Anticipating the premier's visit to mp's tribal-dominated Mandla district, Singh dashed off a letter to Vajpayee on June 14. He sought the pm's intervention in getting the Union ministry of environment and forests (moef) to unconditionally settle the issue of tribal occupants' claims on forestland. The cm stressed that the encroachments the state government wanted to regularise were made before the passing of the Forest (Conservation) Act (fca) in 1980. Singh also raised the issue of transferring forest villages to the revenue department. He requested the pm to give an assurance to the people of Mandla on these matters.

Addressing a Bharatiya Janata Party (bjp) rally on June 17, the pm said that the Union government had issued no-objection certificates and done the needful for transferring forest villages to the revenue department. He insisted that it was now the Congress-run state government's duty to give the patta (title deed) and issue the notification. Alluding to Singh's communications, Vajpayee said there was no point in sending "love letters".

Singh despatched a reply on June 21. He also addressed the media, claiming that Vajpayee had "unknowingly committed a mistake" and that he had not been "briefed properly" on forest villages.

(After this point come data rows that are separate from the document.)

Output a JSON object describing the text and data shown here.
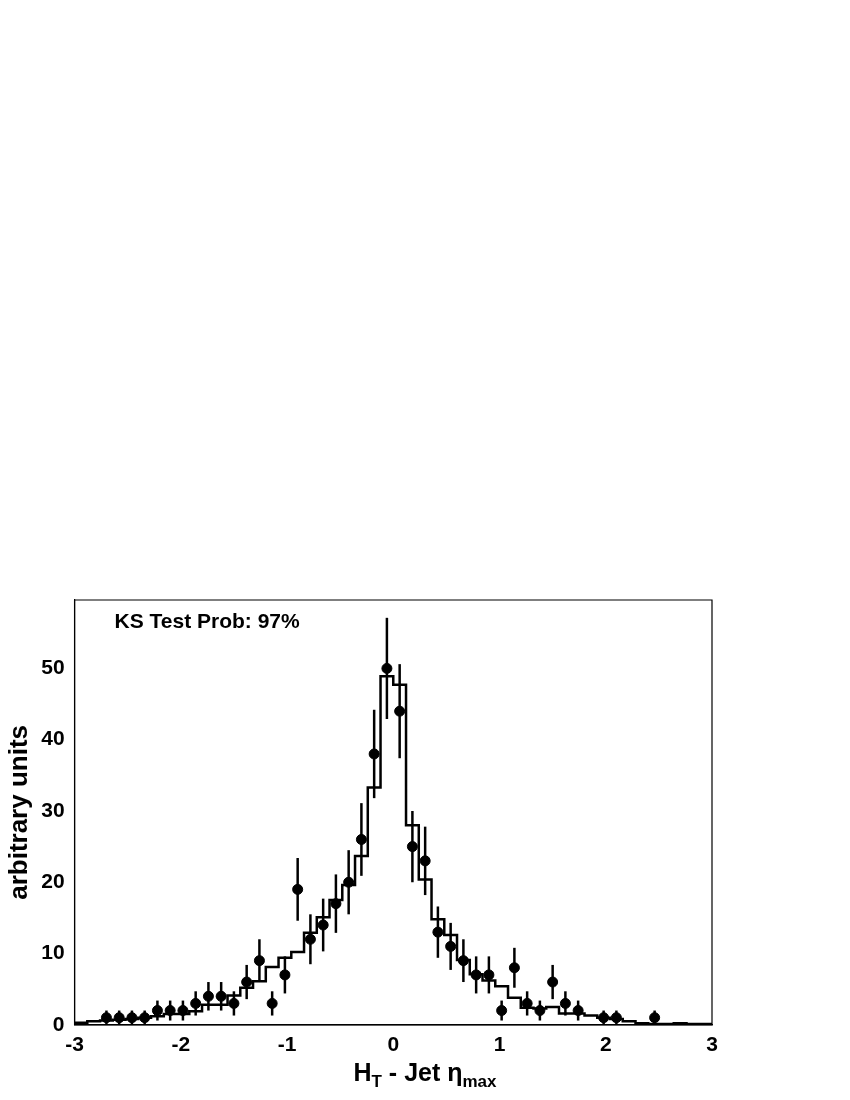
{
  "chart_data": {
    "type": "histogram",
    "xlabel": "H$_{T}$ - Jet η$_{max}$",
    "ylabel": "arbitrary units",
    "annotations": [
      "KS Test Prob: 97%"
    ],
    "bins": [
      -3,
      -2.88,
      -2.76,
      -2.64,
      -2.52,
      -2.4,
      -2.28,
      -2.16,
      -2.04,
      -1.92,
      -1.8,
      -1.68,
      -1.56,
      -1.44,
      -1.32,
      -1.2,
      -1.08,
      -0.96,
      -0.84,
      -0.72,
      -0.6,
      -0.48,
      -0.36,
      -0.24,
      -0.12,
      0,
      0.12,
      0.24,
      0.36,
      0.48,
      0.6,
      0.72,
      0.84,
      0.96,
      1.08,
      1.2,
      1.32,
      1.44,
      1.56,
      1.68,
      1.8,
      1.92,
      2.04,
      2.16,
      2.28,
      2.4,
      2.52,
      2.64,
      2.76,
      2.88,
      3
    ],
    "series": [
      {
        "color": "#000000",
        "values": [
          0.3,
          0.5,
          0.6,
          0.7,
          0.8,
          1.0,
          1.2,
          1.5,
          1.5,
          1.9,
          2.8,
          2.8,
          4.1,
          5.2,
          6.1,
          8.1,
          9.4,
          10.2,
          12.9,
          15.1,
          17.5,
          19.6,
          23.7,
          33.3,
          48.9,
          47.7,
          28,
          20.4,
          14.8,
          12.6,
          9.1,
          7.1,
          6.2,
          5.4,
          3.8,
          2.4,
          2.3,
          2.5,
          1.6,
          1.6,
          1.3,
          1.0,
          0.8,
          0.5,
          0.2,
          0.1,
          0.1,
          0.2,
          0.1,
          0.1
        ]
      },
      {
        "type": "scatter",
        "color": "#000000",
        "x": [
          -2.7,
          -2.58,
          -2.46,
          -2.34,
          -2.22,
          -2.1,
          -1.98,
          -1.86,
          -1.74,
          -1.62,
          -1.5,
          -1.38,
          -1.26,
          -1.14,
          -1.02,
          -0.9,
          -0.78,
          -0.66,
          -0.54,
          -0.42,
          -0.3,
          -0.18,
          -0.06,
          0.06,
          0.18,
          0.3,
          0.42,
          0.54,
          0.66,
          0.78,
          0.9,
          1.02,
          1.14,
          1.26,
          1.38,
          1.5,
          1.62,
          1.74,
          1.98,
          2.1,
          2.46
        ],
        "values": [
          1,
          1,
          1,
          1,
          2,
          2,
          2,
          3,
          4,
          4,
          3,
          6,
          9,
          3,
          7,
          19,
          12,
          14,
          17,
          20,
          26,
          38,
          50,
          44,
          25,
          23,
          13,
          11,
          9,
          7,
          7,
          2,
          8,
          3,
          2,
          6,
          3,
          2,
          1,
          1,
          1
        ],
        "errors": [
          1,
          1,
          1,
          1,
          1.4,
          1.4,
          1.4,
          1.7,
          2,
          2,
          1.7,
          2.4,
          3,
          1.7,
          2.6,
          4.4,
          3.5,
          3.7,
          4.1,
          4.5,
          5.1,
          6.2,
          7.1,
          6.6,
          5,
          4.8,
          3.6,
          3.3,
          3,
          2.6,
          2.6,
          1.4,
          2.8,
          1.7,
          1.4,
          2.4,
          1.7,
          1.4,
          1,
          1,
          1
        ]
      }
    ],
    "xlim": [
      -3,
      3
    ],
    "xticks": [
      -3,
      -2,
      -1,
      0,
      1,
      2,
      3
    ],
    "ylim": [
      0,
      59.6
    ],
    "yticks": [
      0,
      10,
      20,
      30,
      40,
      50
    ],
    "grid": false,
    "legend": false,
    "marker": "circle"
  }
}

He said the state had submitted a proposal in 1995 for regularising encroachments. "After protracted correspondence at different levels and a series of meetings", the moef conveyed its 'in principle' approval in 2001. The ministry had, however, put two riders: that there should be no change in the legal status of forestland diverted, and that compensatory afforestation must be done on similar-sized tracts.

The state government argued that the first clause would deprive settlers of the normal benefits of land development. It also claimed to have carried out substantial compensatory afforestation. Singh now wants the moef to request the Supreme Court to modify its interim order that has stayed diversion of any forestland for non-forest purposes.

V K Bahuguna, inspector general of forests in-charge of fca in the moef, says that the issue had been addressed at a meeting chaired by Singh on May 20, 2003. The moef had then said that it had cleared regularisation of pre-1976 encroachments (pending compensatory afforestation). As for encroachments made between 1977 and 1979, the moef had told the state government to submit fresh proposals in accordance with the ministry's criteria. For encroachments made between 1979 and 1980, the state submitted fresh evidence of its decision to regularise them before the fca was enacted.

On the issue of conversion of forest villages to revenue villages, it was agreed that the forest department of mp would submit a fresh proposal with updated records. The moef doesn't want to approve conversion of forestland that has been encroached in anticipation of its change in status to revenue villages.

Digvijay Singh stated in his June 21 letter that moef conditions are "against the spirit of settlement of encroached land". The moef has retaliated by laying the blame squarely on the state governments, alleging that they have done little except promoting usurpation of forestland for political gain.